One reason I decided to do this blog was to not only chronicle my learning process but also my successes and failures (or what I perceive they are, if that make sense). Back in May, after we sadly cancelled our 2 week trip to Costa Rica, I was itching to get out of the house. So, I arranged a couple of long weekends with outdoor adventures. One of these was to Davis Mountains State Park. The weather was great and one morning we took a 7 mile hike to the highest point in the park. On our way I became fascinated by all the backlit plants along the trail. I have made it one of my quests to stop and photograph things that spark my interest and did so on this occasion. Taylor has been super patient with these “sparks” of mine! I set everything up and took some images and just KNEW they were going to be great! In fact, I fantasized about looking at them on my computer, feeling those same feelings and rejoicing in my gorgeous images. The day after we got home, as I was about to start my day, I decided to pick up my camera and just look at them more in depth before I put them on my computer. Guess what? The images from that moment were mostly out of focus and unusable. Maybe I had been struggling with some other emotions that I hadn’t addressed but that discovery caused me to literally bawl.

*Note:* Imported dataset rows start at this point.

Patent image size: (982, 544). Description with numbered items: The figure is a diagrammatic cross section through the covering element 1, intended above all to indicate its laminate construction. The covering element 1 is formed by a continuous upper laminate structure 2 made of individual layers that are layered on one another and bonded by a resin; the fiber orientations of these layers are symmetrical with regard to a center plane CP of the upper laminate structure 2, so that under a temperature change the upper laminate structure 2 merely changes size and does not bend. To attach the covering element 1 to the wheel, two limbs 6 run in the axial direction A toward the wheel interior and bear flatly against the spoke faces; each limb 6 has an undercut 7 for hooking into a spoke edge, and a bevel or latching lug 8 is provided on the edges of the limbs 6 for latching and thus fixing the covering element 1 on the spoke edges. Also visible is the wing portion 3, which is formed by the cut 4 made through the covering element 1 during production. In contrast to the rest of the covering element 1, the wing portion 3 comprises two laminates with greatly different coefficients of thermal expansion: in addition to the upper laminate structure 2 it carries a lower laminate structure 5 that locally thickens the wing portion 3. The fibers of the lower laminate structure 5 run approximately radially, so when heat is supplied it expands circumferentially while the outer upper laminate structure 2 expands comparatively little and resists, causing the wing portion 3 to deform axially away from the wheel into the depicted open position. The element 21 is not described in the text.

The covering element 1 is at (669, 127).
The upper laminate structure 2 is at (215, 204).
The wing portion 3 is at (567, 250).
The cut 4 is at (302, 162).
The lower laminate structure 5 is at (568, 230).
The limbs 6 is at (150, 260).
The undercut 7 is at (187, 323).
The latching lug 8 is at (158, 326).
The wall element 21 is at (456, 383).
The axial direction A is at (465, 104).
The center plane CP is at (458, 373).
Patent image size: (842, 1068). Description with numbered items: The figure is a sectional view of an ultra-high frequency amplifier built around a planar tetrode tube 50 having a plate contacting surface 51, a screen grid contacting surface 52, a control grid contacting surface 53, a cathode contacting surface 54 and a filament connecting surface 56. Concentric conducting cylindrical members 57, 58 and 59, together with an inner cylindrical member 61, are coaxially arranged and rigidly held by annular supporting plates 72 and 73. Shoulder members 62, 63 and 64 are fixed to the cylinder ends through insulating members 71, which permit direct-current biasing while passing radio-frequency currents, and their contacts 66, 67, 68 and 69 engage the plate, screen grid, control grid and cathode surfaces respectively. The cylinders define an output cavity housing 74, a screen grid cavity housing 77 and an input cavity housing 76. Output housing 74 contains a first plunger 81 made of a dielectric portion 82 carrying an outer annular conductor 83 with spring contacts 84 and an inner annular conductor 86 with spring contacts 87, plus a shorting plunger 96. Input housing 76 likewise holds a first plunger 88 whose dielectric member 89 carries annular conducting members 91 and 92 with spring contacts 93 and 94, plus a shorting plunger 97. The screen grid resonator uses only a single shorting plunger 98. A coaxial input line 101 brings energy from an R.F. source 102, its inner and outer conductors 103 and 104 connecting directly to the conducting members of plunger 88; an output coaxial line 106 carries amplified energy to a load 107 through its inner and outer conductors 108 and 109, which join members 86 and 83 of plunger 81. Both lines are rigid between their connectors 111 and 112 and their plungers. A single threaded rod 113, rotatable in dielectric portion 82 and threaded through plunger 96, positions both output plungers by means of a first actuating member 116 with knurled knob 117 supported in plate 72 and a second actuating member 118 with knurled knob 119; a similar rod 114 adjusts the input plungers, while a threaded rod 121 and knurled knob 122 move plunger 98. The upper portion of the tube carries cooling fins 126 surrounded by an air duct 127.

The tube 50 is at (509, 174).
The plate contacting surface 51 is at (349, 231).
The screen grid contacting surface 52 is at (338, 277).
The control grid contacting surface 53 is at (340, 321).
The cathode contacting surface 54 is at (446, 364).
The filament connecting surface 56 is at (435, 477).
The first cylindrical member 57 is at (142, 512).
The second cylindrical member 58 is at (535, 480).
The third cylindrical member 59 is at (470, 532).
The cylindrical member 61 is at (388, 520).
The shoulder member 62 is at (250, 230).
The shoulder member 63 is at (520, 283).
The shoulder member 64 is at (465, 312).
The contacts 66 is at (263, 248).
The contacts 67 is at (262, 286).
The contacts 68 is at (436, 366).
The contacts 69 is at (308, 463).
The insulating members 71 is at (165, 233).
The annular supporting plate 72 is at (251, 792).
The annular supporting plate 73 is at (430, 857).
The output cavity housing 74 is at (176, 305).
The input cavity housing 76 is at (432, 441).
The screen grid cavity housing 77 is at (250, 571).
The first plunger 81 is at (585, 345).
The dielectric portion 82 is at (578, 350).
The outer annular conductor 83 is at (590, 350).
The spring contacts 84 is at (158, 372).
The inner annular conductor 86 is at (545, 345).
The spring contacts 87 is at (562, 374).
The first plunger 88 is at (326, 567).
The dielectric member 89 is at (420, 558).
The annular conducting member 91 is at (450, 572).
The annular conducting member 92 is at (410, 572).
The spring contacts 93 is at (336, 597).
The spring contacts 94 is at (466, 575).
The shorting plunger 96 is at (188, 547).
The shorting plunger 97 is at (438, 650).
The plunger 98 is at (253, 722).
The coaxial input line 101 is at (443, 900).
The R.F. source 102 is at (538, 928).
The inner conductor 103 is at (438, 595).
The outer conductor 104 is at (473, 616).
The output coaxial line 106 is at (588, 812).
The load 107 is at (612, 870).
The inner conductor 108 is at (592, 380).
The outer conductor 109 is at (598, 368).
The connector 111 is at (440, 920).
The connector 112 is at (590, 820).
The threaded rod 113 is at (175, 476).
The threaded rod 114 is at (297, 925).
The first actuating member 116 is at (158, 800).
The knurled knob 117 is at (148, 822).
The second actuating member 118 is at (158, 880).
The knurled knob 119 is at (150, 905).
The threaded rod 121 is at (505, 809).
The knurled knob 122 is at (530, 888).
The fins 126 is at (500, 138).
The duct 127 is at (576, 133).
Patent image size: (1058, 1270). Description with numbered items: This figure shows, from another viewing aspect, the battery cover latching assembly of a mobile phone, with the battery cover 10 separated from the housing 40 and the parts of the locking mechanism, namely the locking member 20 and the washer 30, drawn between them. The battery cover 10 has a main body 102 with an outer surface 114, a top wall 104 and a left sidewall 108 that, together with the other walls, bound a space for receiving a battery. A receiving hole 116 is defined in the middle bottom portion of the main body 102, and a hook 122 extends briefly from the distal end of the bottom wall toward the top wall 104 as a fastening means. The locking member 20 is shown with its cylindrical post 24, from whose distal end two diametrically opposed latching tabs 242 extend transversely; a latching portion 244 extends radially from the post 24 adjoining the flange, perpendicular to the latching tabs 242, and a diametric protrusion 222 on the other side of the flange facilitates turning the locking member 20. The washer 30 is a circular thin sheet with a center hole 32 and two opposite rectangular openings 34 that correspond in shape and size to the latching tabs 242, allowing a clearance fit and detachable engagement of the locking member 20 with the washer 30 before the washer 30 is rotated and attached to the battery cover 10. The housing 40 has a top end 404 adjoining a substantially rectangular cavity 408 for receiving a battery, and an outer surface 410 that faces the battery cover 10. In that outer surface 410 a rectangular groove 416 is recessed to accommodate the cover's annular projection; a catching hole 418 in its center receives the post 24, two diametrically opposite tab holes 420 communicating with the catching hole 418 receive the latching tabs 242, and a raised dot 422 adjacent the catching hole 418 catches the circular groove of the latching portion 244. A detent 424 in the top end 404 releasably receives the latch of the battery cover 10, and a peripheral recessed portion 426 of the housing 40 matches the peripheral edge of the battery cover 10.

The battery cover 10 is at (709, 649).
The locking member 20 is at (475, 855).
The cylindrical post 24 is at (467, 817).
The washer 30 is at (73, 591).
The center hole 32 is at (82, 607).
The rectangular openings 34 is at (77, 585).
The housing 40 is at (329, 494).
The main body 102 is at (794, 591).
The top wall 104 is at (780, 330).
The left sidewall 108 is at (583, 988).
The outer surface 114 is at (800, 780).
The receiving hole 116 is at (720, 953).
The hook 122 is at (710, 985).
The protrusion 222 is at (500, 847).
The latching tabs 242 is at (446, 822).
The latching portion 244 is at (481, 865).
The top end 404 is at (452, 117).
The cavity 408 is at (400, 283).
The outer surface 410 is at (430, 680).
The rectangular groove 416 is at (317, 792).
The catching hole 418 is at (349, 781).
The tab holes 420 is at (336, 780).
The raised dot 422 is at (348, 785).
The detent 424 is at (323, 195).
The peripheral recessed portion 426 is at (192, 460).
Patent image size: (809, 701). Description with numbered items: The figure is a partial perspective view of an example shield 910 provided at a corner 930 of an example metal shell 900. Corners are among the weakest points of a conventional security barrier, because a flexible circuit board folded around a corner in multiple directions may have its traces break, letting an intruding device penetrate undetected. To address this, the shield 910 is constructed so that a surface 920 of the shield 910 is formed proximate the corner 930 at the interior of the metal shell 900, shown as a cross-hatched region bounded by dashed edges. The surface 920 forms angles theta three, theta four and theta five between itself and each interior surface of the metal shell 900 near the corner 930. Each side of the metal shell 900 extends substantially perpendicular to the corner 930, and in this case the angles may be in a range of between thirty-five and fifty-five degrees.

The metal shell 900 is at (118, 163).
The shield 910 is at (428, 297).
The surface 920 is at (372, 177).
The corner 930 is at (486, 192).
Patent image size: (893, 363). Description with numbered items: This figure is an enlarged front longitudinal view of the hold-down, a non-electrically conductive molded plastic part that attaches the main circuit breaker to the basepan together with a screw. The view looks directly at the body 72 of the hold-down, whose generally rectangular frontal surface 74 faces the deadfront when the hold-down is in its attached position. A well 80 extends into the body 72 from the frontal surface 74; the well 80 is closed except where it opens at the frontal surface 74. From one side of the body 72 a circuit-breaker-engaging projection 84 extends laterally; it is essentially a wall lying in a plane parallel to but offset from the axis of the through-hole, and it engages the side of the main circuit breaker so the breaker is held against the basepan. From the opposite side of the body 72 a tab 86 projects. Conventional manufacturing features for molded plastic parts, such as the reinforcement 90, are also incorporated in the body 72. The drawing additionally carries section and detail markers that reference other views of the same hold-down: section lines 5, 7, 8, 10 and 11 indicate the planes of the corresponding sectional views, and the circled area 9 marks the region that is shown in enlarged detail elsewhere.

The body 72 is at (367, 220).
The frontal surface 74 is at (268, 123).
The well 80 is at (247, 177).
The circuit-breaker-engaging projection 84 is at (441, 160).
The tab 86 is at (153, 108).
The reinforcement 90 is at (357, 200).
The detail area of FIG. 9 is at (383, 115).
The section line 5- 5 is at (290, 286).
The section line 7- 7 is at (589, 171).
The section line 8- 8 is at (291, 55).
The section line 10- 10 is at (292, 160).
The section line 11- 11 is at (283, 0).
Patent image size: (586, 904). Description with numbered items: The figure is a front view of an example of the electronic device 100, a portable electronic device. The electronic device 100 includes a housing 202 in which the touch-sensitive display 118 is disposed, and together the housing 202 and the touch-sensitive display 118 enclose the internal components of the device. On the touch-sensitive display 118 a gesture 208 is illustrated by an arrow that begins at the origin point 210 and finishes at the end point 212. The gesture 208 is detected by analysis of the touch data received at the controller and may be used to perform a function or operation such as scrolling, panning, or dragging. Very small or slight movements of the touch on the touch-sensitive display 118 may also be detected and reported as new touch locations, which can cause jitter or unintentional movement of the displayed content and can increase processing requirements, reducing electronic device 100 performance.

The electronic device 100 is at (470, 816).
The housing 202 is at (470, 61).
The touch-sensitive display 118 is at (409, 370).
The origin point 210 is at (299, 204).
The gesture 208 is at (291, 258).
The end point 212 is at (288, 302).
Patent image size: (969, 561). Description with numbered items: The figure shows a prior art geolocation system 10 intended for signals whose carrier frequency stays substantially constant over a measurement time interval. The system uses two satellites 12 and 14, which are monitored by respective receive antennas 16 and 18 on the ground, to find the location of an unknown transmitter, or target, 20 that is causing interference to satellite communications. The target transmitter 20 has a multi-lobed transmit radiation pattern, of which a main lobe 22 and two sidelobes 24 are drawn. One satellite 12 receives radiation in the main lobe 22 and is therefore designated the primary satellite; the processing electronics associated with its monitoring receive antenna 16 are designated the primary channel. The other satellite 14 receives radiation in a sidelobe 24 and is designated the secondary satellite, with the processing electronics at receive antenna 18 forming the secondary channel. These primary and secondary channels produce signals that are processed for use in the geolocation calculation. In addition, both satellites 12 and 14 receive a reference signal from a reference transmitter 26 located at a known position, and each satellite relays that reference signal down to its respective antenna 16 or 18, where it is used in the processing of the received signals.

And I’m not talking about shedding a few tears. I cried. Hard. All morning. I thought about those images and cried harder while I did the dishes, mopped my floors, folded laundry, etc. I just let it all out. My afterthought about it all is that I must have been letting out all the disappointment I had been feeling about so much of my photography. Either way I don’t regret the feelings and it was an experience I won’t forget. Moving forward, I’ll be practicing a ton, checking my images so I don’t miss anything and I won’t be afraid to feel failure.